Superman’s Girlfriend Lois Lane #43: A Medical Review

cover, Superman's Girlfriend Lois Lane #43It’s Friday, so that means it’s Lois Lane day here at Polite Dissent. Today’s comic is Superman’s Girlfriend Lois Lane #43, which features Lois’s first appearance as a volunteer nurse (because her life wasn’t busy enough being a reporter and Superman-stalker).

Daily Planet Editor-in-Chief Perry White strolls into his office, trips over some photography props, and breaks his leg. Slamming his fist on the desk in frustration, he breaks his wrist too. He is admitted to the local hospital for treatment (though I’d suggest some anger management classes might be in order too).

As she heads to the hospital to begin her shift as a volunteer nurse, Lois glances at Perry:

I only hope I don’t have you as a patient you cantankerous old slave-driver!

Perry sets up a mini-newsroom at his bedside. His sends Clark Kent to track down the 14-Karat Gang, a group of criminals who are responsible for a number of brazen art thefts in the city.
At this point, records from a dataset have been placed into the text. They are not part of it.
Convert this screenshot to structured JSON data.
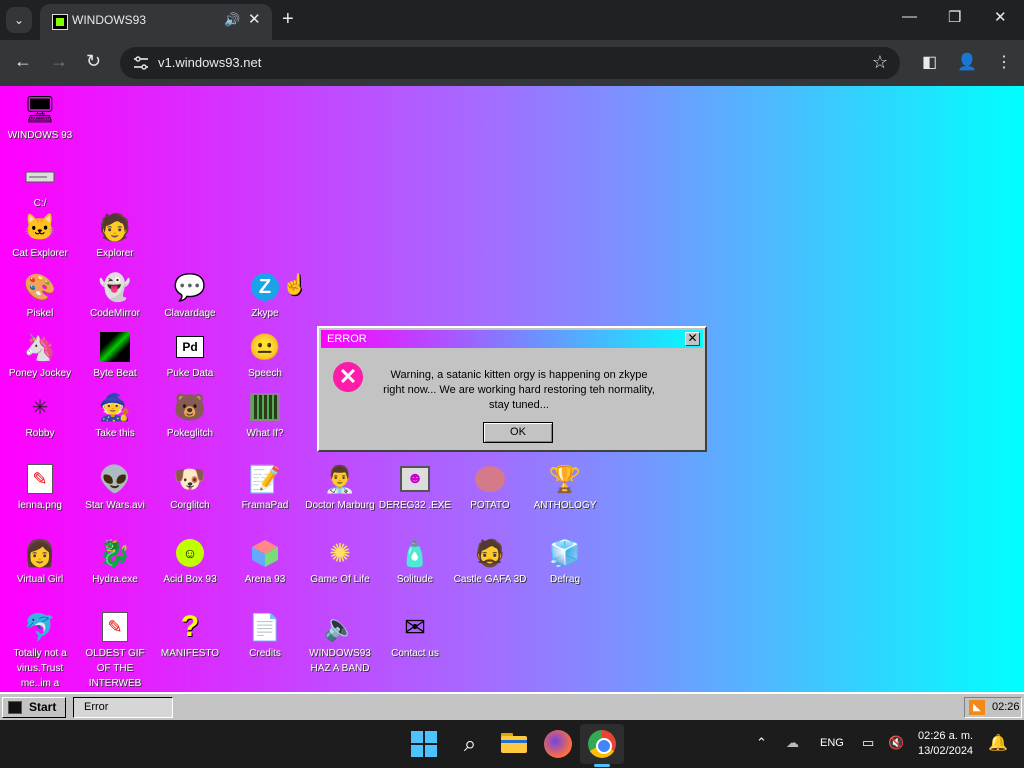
{
  "browser": {
    "tab_title": "WINDOWS93",
    "url": "v1.windows93.net"
  },
  "desktop": {
    "icons": [
      {
        "label": "WINDOWS 93",
        "icon": "computer-icon"
      },
      {
        "label": "C:/",
        "icon": "drive-icon"
      },
      {
        "label": "Cat Explorer",
        "icon": "cat-icon"
      },
      {
        "label": "Explorer",
        "icon": "explorer-icon"
      },
      {
        "label": "Piskel",
        "icon": "palette-icon"
      },
      {
        "label": "CodeMirror",
        "icon": "codemirror-icon"
      },
      {
        "label": "Clavardage",
        "icon": "chat-icon"
      },
      {
        "label": "Zkype",
        "icon": "zkype-icon"
      },
      {
        "label": "Poney Jockey",
        "icon": "pony-icon"
      },
      {
        "label": "Byte Beat",
        "icon": "bytebeat-icon"
      },
      {
        "label": "Puke Data",
        "icon": "pd-icon"
      },
      {
        "label": "Speech",
        "icon": "speech-icon"
      },
      {
        "label": "Robby",
        "icon": "robot-icon"
      },
      {
        "label": "Take this",
        "icon": "takethis-icon"
      },
      {
        "label": "Pokeglitch",
        "icon": "pokeglitch-icon"
      },
      {
        "label": "What If?",
        "icon": "whatif-icon"
      },
      {
        "label": "lenna.png",
        "icon": "image-file-icon"
      },
      {
        "label": "Star Wars.avi",
        "icon": "yoda-icon"
      },
      {
        "label": "Corglitch",
        "icon": "corgi-icon"
      },
      {
        "label": "FramaPad",
        "icon": "framapad-icon"
      },
      {
        "label": "Doctor Marburg",
        "icon": "doctor-icon"
      },
      {
        "label": "DEREG32 .EXE",
        "icon": "dereg-icon"
      },
      {
        "label": "POTATO",
        "icon": "potato-icon"
      },
      {
        "label": "ANTHOLOGY",
        "icon": "trophy-icon"
      },
      {
        "label": "Virtual Girl",
        "icon": "virtualgirl-icon"
      },
      {
        "label": "Hydra.exe",
        "icon": "hydra-icon"
      },
      {
        "label": "Acid Box 93",
        "icon": "smiley-icon"
      },
      {
        "label": "Arena 93",
        "icon": "cube-icon"
      },
      {
        "label": "Game Of Life",
        "icon": "gameoflife-icon"
      },
      {
        "label": "Solitude",
        "icon": "solitude-icon"
      },
      {
        "label": "Castle GAFA 3D",
        "icon": "castle-icon"
      },
      {
        "label": "Defrag",
        "icon": "defrag-icon"
      },
      {
        "label": "Totally not a virus.Trust me..im a",
        "icon": "dolphin-icon"
      },
      {
        "label": "OLDEST GIF OF THE INTERWEB",
        "icon": "gif-file-icon"
      },
      {
        "label": "MANIFESTO",
        "icon": "question-icon"
      },
      {
        "label": "Credits",
        "icon": "document-icon"
      },
      {
        "label": "WINDOWS93 HAZ A BAND",
        "icon": "speaker-icon"
      },
      {
        "label": "Contact us",
        "icon": "contact-icon"
      }
    ]
  },
  "dialog": {
    "title": "ERROR",
    "message": "Warning, a satanic kitten orgy is happening on zkype right now... We are working hard restoring teh normality, stay tuned...",
    "ok_label": "OK",
    "close_glyph": "✕"
  },
  "taskbar93": {
    "start_label": "Start",
    "task_label": "Error",
    "clock": "02:26"
  },
  "windows_taskbar": {
    "language": "ENG",
    "time": "02:26 a. m.",
    "date": "13/02/2024"
  },
  "colors": {
    "gradient_left": "#ff00ff",
    "gradient_mid": "#a36dff",
    "gradient_right": "#00ffff",
    "win_accent": "#4cc2ff"
  }
}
A young man in an iron lung is wheeled into the room. An Army general walks in and explains to Perry that the young patient, Lieutenant Hunt, is a war hero and a top agent. He was shot with an experimental bullet by an enemy agent. No American surgeon can remove the bullet, only a specialist in Mexico City can save his life. In the meantime, he needs to be hidden from enemy spies and the general figures being in the same room with Perry would be best. The general shows Perry a (badly underexposed) x-ray that allegedly shows the bullet lodged near the lung. Lieutenant Hunt needs the iron lung because the bullet “is lodged in a vital spot, affecting his ability to breathe.” (It’s probably a phrenic nerve injury, though that wouldn’t get better after surgery.)

The lieutenant is charming and Lois is drawn to him. She reads to him and he draws pictures of her. One night, Perry overhears him talking in his sleep, confessing his love for Lois. Perry tells Lois the lieutenant loves her and as a sign of affection she arranges for Superman to fly the lieutenant and his iron lung to the clinic in Mexico.

After he leaves, Lois realizes her mistake. Seeing another patient in an iron lung, she deduces that the lieutenant was a fake because his arms were outside the machine, when they should have been inside. She’s also suspicious that such an accomplished secret agent would talk in his sleep.

She hops a ride on the plane to Mexico and confronts the lieutenant and general. She discovers that they are not soldiers at all, but instead the infamous 14-Karat Gang. They needed a way to get the loot out of the country, so they came up with the iron lung scheme and the lieutenant pretended to fall in love with Lois knowing that she would arrange for Superman to fly him to Mexico. They dump Lois through a conveniently located trap door, but Superman shows up just in time to rescue her and subdue the crooks.

Despite taking place in a hospital, there’s not really much medicine in this issue. Still the comic does a good job highlighting some of the changes that have taken place in the practice of medicine in the forty years since the comic was published.

In today’s world, unless Perry White had a significant fracture that required surgery, he would not have been admitted to the hospital. Forty years ago admissions for broken bones were more common.

An iron lungIron lungs are pretty much a thing of the past. First developed in 1928, the artificial breathing machines came to the forefront during the polio epidemic of the 1950s. The heavy unit is closed around the patient with an airtight seal and air pressure expands and compresses the lungs, breathing for the patient. Thankfully the polio vaccine has been extremely successful so these monstrosities aren’t required much nowadays. Technology has also greatly improved and better forms of mechanical ventilation are used currently. In 1963 when this comic was published, it is reasonable that an iron lung would be used. I am just surprised it took Lois so long to realize it was fake and even more surprised that no other nurses or doctors noticed it first.

Thoughts:

  1. The “14-Karat Gang” is hardly a flattering name. That’s barely 50% gold. What do they do, steal cheap jewelry from dollar stores? I’d be more impressed by the 24-Karat Gang, or at the very least the 18-Karat Gang.
  2. Please explain to me why a soldier trying to hide from enemy agents would be safer in a public hospital compared to a military hospital located on a secure military base. This fact alone should have raised some questions in a trained reporter like Lois.
  3. Exactly what war is the lieutenant a “war hero” from? The Korean War was over a decade earlier. There were some “military advisers” and pilots in Viet Nam at this time, but I don’t think anyone was called a “war hero” for being over there since it was still pretty hush-hush at that point. Again, a reporter like Lois should have been suspicious from the start.
  4. OK, Lois is safe. But can anything be done about the 14-Karat Gang now that they’re in Mexico? Was there an extradition treaty with Mexico in 1963? Does Superman have any police powers south of the border?